About Atalasoft DotImage OCR Module Add-On

Add OCR capabilities to your DotImage applications.

Atalasoft DotImage OCR is an optical character recognition module for Microsoft .NET developers giving programmers the capability to add character recognition to their applications.  Atalasoft's approach to OCR is to provide an object oriented generic interface that can support any OCR engine.  This enables users of DotImage OCR to change OCR engines with a single line of code.  It's also convenient for testing and evaluating various OCR engines.  Atalasoft currently provides three OCR engine interfaces, GlyphreaderEngine, TesseractEngine and RecostartEngine.

OCR/ICR Transformation
OCR, or Optical Character Recognition, is a process to locate and identify typed letters in an image. ICR or Intelligent Character Recognition is a process similar to OCR but it is used to identify handwritten letters in an image. Atalasoft's toolkit allows OCR and ICR engines to be implemented by extending the base OcrEngine class. The Recognize() method is used to start the process. Additionally, Atalasoft have partnerships with the following OCR and ICR engines and provide the OcrEngine class overload out of the box:

GlyphreaderEngine - Transym - A closed source OCR engine that vectorizes glyphs then determines all the possible letters that it could be.

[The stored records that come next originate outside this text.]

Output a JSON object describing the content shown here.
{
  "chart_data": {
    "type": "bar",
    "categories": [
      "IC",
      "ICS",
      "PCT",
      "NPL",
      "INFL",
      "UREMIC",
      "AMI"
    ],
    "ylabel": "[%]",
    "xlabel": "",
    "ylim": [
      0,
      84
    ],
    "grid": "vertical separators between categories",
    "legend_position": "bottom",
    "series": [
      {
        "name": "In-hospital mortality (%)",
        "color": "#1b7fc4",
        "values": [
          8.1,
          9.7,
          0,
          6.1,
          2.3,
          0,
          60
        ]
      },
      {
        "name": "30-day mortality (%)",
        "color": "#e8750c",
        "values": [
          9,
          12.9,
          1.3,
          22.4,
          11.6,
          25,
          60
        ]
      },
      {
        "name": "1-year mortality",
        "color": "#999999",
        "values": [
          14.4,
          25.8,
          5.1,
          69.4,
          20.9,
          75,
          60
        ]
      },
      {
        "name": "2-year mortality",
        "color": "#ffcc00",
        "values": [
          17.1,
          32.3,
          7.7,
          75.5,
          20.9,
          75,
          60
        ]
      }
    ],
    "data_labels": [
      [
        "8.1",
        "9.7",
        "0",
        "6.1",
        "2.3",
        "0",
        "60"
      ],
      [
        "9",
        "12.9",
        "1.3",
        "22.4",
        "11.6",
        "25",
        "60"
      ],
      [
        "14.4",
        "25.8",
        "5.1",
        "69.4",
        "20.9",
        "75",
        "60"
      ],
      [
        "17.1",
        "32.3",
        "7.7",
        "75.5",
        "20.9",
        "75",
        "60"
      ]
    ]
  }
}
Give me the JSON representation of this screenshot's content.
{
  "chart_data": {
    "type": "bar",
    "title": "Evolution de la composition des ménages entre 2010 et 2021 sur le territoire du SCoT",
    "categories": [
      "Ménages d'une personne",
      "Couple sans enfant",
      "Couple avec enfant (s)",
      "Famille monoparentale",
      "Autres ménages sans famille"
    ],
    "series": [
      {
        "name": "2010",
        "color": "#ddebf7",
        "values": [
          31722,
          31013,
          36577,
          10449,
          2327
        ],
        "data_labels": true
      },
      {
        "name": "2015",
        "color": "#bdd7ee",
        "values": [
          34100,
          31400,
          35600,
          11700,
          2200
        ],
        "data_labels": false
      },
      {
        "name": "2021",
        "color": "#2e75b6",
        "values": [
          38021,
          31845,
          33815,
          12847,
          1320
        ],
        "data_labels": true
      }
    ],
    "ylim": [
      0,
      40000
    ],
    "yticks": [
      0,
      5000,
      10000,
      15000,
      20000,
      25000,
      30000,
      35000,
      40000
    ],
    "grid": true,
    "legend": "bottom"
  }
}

  • Supports the European Character Set
  • Reports individual character position and size
  • Reports character confidence
  • Properly OCR's rotated pages, reporting the rotation angle
  • Has Auto-Rotate functionality, rotating documents to the correct orientation 
  • Can automatically break merged characters, or merge broken characters
  • Can optionally reject low confidence characters
  • Can optionally reject low confidence lines
  • Can disable recognition of specific characters
  • Full Page color OCR can be generated when combined with the Searchable PDF Module

TesseractEngine - Google - An intelligent learning open-source OCR engine with many extended language options. 

  • Integrated support for the languages Dutch, English, French, German, Italian, Portuguese, and Spanish
  • Atalasoft tests additional language add-on packs for: Chinese(Simplified), Chinese(Traditional), Danish, Finnish, Greek, Hebrew, Japanese, Korean, Norwegian, Russian, Swedish, Turkish
  • Tesseract provides additional language add-on packs here: http://code.google.com/p/tesseract-ocr/downloads/list
  • Ability to determine character, word, and line size and location
  • Reports confidence of each recognized character
  • Output to Text or Searchable PDF
  • Royalty Free Desktop Licensing

RecostarEngine - Open Text - A fast closed source engine that provides both OCR and ICR

  • Supports the European Character Set
  • Reports individual character position and size
  • Reports character confidence
  • Properly OCR's rotated pages, reporting the rotation angle
  • Can automatically break merged characters, or merge broken characters
  • Can optionally reject low confidence characters
  • Can optionally reject low confidence lines
  • Can disable recognition of specific characters
  • Full Page color OCR can be generated when combined with the Searchable PDF Module

Additionally, Atalasoft's engines can be integrated to use the PdfTranslator. This module automatically translates an image into a searchable PDF file. Simply call Translate() in any of Atalaosft's OcrEngines.